The question is not whether risk matters to cancer screening; it clearly does. The question is whether we should accept a low level of evidence before deciding to screen high-risk populations. There are examples where we’ve adopted cancer screening in high-risk populations without direct RCT-level evidence.
One example is liver cancer screening in patients with cirrhosis. Because liver cancer is rare, we do not recommend universal screening. However, for specific high-risk populations such as patients with cirrhosis, the AASLD guideline recommends screening with AFP and ultrasound despite having no RCT-level evidence. This recommendation is based on epidemiological studies that show an increased incidence of liver cancer with cirrhosis: the incidence of liver cancer with cirrhosis is roughly 2,000 per 100,000 person-years, in the general population, the risk is only 5 per 100,000 person-years. The authors also cite a related RCT of liver cancer screening in patients with hepatitis B, which showed a 37% reduction in liver cancer mortality.
In the case of liver cancer screening in cirrhosis, there are direct RCTs. We have adopted screening based on the RCT of screening patients with hepatitis B and the fact that cirrhosis increases the risk for liver cancer by over 100-fold compared with the general population.
Contrast this with the case of anal cancer. There are no RCTs of anal cancer screening. The closest trial we have shows that treating precursors of anal cancer reduces the incidence of anal cancer. I see the potential, but for now the evidence feels too limited for me to recommend screening, even in high-risk populations. Yet, the comparison to liver cancer screening in cirrhosis raises more questions. At what point does increased risk justify extrapolating from indirect evidence? How indirect can that evidence be? And how do we ultimately decide when the evidence is sufficient?

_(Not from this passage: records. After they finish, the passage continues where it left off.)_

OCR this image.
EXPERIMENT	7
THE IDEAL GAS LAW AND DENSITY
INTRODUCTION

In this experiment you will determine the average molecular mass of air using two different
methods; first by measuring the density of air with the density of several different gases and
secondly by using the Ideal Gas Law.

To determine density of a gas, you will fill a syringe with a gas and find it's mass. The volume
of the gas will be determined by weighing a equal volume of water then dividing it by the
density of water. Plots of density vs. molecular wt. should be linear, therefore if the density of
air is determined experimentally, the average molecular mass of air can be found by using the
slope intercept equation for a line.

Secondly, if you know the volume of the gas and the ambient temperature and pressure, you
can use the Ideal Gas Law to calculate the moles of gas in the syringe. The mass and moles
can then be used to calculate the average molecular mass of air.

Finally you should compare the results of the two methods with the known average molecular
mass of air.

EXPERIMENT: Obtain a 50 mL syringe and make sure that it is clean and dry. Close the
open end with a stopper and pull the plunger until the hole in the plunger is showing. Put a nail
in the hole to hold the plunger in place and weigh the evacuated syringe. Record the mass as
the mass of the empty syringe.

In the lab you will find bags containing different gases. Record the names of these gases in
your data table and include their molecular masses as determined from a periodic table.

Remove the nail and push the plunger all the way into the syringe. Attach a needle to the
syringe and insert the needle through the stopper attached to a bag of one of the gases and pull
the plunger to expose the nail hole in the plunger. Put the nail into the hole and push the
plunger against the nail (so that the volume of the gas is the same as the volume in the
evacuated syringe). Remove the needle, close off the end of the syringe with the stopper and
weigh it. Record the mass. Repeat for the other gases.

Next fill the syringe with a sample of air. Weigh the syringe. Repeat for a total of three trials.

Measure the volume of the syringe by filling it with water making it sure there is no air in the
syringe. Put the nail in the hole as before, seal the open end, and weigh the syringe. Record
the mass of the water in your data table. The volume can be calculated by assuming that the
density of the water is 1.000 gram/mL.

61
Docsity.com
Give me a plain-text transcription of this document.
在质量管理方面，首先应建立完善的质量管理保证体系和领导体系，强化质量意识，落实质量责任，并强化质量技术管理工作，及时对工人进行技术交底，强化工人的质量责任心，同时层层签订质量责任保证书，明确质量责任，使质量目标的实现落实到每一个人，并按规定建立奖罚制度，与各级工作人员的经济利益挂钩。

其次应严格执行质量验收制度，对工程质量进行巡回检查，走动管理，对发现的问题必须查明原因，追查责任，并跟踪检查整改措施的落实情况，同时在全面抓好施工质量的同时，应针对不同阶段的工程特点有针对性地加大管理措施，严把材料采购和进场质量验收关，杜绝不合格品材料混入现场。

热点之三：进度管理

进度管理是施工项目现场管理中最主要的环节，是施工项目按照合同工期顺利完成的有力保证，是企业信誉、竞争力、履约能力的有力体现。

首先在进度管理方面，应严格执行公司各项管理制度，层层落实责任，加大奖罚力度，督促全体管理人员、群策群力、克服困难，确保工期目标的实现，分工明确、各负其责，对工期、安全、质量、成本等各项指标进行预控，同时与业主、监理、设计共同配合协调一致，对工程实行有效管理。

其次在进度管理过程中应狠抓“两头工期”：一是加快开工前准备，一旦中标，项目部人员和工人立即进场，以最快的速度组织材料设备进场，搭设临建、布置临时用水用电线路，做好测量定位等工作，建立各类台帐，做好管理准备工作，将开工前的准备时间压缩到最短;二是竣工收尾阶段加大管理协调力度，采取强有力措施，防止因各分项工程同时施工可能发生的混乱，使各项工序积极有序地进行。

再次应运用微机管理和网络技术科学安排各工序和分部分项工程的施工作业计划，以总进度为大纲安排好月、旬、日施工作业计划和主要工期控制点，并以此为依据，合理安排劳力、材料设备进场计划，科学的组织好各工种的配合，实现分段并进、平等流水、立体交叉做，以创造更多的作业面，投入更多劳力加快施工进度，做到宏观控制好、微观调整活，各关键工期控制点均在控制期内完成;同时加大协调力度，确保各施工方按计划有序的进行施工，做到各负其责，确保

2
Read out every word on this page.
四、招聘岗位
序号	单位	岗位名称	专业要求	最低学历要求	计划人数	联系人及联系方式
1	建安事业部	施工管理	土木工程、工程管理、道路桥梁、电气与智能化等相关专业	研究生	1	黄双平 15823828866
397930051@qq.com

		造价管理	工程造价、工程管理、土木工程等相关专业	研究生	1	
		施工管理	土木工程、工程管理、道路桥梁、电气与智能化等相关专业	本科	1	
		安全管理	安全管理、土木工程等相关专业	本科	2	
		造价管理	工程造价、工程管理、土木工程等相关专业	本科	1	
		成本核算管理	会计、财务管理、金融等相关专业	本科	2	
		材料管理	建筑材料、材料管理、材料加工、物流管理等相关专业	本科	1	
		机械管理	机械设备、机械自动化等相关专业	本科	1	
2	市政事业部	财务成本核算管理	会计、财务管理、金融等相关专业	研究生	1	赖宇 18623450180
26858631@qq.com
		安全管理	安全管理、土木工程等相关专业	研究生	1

Ken Noguchi, MD, PhD is an assistant professor with the University of Wisconsin Department of Family Medicine and Community Health. He writes a Substack about evidence-based primary care.




Sorry, wrong question, Ken. No clinician, especially ones in primary care, should be practising or collaborating with ‘population medicine’. Calling a test a ‘screening’ test is a deliberately subtle attempt to divert attention from, and ideally bypass, the ethical/legal requirement for the individual to give their informed consent to a test/treatment, having decided to do so on the basis of unbiased evidence/information about the prognostic pathway supplied by their doctor. Any recommendation is necessarily preference-sensitive and based on somebody else’s preferences - usually either the clinician’s or those of some guideline panel of content experts - and therefore necessarily undermines this process. Whether or not the person decides to have a test will be determined by their informed preferences, especially time preference and degree of risk aversion - and often relational concerns. On the basis of the same evidence lots may choose to do (e.g.) a PSA test, lots may not. The evidence is never enough, though essential.
Sensible take on screening. I think the NNS should always be part of the decision process. Patients should be aware of how many people need to be screened to save one life. Where quality of life matters the NNS to prevent one cancer specific death may also be important.